Even that we can tolerate – boys will be boys, after all; but when it comes to National Prayer Day, all but the most gullible of us have to retch and gag at the very idea.
It is bad enough to have hundreds of Congressmen kneeling, bowing their heads, and blabbing on about God and Jesus Christ as their personal savior; but when they start in on America the godless and Washington as the seat of the Devil, it is too much even to contemplate. America was a god-fearing nation, they say, until the infection of socialism took hold, and a priesthood of the anti-Christ and its LGBT acolytes took over. The battle against these perversely secular forces must be engaged as soon as possible:
Although the US Congress designated the first Thursday in May as a National Day of Prayer, these organized prayer activities are staged by the National Day of Prayer Task Force, a Christian, rightwing organization. Despite its lofty claims, the NDPTF represents neither all Americans nor all Christians. As just one example of its extreme positions, the group promotes a strain of Christianity that teaches marriage equality is satanic, as pro-LGBT groups have pointed out.
The issue here is not religion. For better or worse America is one of the most religious countries on earth; and tens of millions of Americans take guidance, solace, and comfort from their faith.
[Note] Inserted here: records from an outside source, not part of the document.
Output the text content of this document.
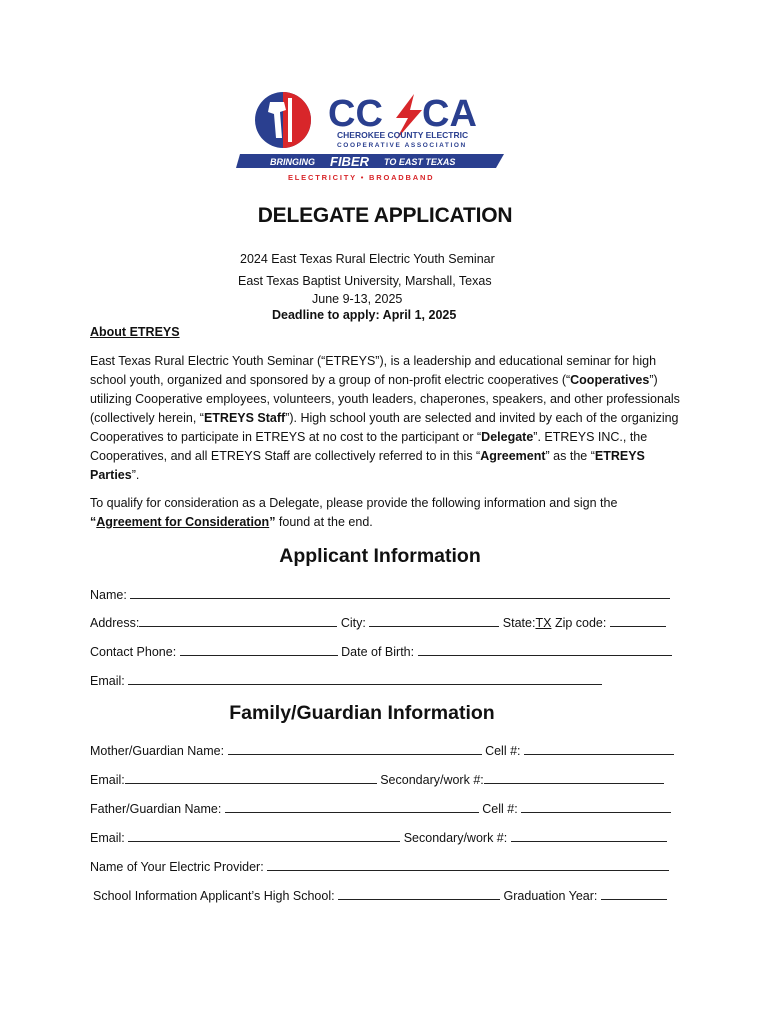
CC CA
CHEROKEE COUNTY ELECTRIC
COOPERATIVE ASSOCIATION
BRINGING FIBER TO EAST TEXAS
ELECTRICITY • BROADBAND
DELEGATE APPLICATION
2024 East Texas Rural Electric Youth Seminar
East Texas Baptist University, Marshall, Texas
June 9-13, 2025
Deadline to apply: April 1, 2025
About ETREYS
East Texas Rural Electric Youth Seminar (“ETREYS”), is a leadership and educational seminar for high school youth, organized and sponsored by a group of non-profit electric cooperatives (“Cooperatives”) utilizing Cooperative employees, volunteers, youth leaders, chaperones, speakers, and other professionals (collectively herein, “ETREYS Staff”). High school youth are selected and invited by each of the organizing Cooperatives to participate in ETREYS at no cost to the participant or “Delegate”. ETREYS INC., the Cooperatives, and all ETREYS Staff are collectively referred to in this “Agreement” as the “ETREYS Parties”.
To qualify for consideration as a Delegate, please provide the following information and sign the “Agreement for Consideration” found at the end.
Applicant Information
Name:
Address:	City:	State:TX Zip code:
Contact Phone:	Date of Birth:
Email:
Family/Guardian Information
Mother/Guardian Name:	Cell #:
Email:	Secondary/work #:
Father/Guardian Name:	Cell #:
Email:	Secondary/work #:
Name of Your Electric Provider:
School Information Applicant’s High School:	Graduation Year:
Most do so seriously; that is, without the false piety of our elected officials. This all puts their sanctimony in an even worse light – in their public avowal of religion; in their calculating evocation of God and his incarnation; they are manipulating this devout electorate in the most shameful ways.
Do you trust this man?
(Greg Laurie is the Senior Pastor of Harvest Christian Fellowship in Riverside, California and the speaker for the Harvest Crusades. Pastor Laurie is also serving as the 2013 Honorary Chairman for the National Day of Prayer Task Force.)